D’un challenge à l’autre
Ainsi après treize ans à Sauxillanges, dans l’hôtel restaurant familial, le challenge pendant huit ans à la Pépinière s’est révélé être trop dur à remporter. « Je pensais récupérer 60% de ma clientèle de Sauxillanges en venant à Royat. Mais cela n’a pas été le cas. Et se créer une nouvelle clientèle n’était pas facile compte tenu de la forte concurrence ». Mais pas question d’être désenchanté ou aigri. Le chef prend un nouveau départ avec confiance.

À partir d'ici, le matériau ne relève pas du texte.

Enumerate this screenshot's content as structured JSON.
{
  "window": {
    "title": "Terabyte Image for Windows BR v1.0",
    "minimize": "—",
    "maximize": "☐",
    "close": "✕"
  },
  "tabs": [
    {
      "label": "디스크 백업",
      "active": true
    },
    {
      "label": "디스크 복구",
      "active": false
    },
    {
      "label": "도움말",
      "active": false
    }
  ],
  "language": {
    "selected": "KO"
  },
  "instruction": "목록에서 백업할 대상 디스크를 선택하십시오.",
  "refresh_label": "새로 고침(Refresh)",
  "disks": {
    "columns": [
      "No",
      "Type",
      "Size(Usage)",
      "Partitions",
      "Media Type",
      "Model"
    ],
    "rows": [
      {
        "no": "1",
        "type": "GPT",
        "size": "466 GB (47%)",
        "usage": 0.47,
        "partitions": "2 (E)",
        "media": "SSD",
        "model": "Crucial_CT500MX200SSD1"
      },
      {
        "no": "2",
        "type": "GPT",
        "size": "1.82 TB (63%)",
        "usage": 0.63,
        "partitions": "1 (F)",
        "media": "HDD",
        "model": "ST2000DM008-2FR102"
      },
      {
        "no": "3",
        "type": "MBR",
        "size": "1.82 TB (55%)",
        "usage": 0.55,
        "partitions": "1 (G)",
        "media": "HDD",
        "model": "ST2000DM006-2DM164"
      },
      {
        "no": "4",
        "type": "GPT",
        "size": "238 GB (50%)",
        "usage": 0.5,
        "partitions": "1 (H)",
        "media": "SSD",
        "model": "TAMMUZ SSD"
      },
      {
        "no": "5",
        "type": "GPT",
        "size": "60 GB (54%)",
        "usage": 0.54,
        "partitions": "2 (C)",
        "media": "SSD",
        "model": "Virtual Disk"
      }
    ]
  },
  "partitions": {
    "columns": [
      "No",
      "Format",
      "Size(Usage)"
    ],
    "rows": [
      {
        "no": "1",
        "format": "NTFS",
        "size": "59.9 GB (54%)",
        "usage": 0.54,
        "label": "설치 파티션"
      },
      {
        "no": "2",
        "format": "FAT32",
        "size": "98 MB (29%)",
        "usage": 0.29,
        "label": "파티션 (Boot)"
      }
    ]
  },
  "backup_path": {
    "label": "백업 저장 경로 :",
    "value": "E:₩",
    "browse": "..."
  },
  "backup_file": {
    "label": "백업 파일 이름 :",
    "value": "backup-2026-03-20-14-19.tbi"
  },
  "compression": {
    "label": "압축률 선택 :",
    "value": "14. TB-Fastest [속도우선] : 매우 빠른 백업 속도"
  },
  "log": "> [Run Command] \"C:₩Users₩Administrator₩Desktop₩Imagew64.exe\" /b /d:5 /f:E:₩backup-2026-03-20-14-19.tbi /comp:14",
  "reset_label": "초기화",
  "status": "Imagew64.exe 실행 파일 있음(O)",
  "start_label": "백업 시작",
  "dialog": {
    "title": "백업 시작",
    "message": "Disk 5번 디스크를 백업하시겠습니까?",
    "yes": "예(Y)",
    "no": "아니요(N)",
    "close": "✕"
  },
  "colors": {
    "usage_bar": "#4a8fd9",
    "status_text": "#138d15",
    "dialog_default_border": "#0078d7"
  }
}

L’expérience de cette période n’est pas perdu, bien au contraire. « J’ai retrouvé la plupart de mes fournisseurs. C’est important et c’est un échange ». Et François Chalut relève ce nouveau défi. « On se donne deux ans pour mettre le restaurant au niveau de l’hôtel classé trios étoiles, pour relancer l’affaire. Il est prévu une extension de 10 chambres et la création de nouvelles cuisines ». Comme l’activité séminaire marche bien, que le cadre ( terrasse, parc, nature) reste un atout fort, le chef s’est retroussé les manches, en attendant, peut-être, de repartir un jour à son compte. Mais la question n’est pas à l’ordre du jour.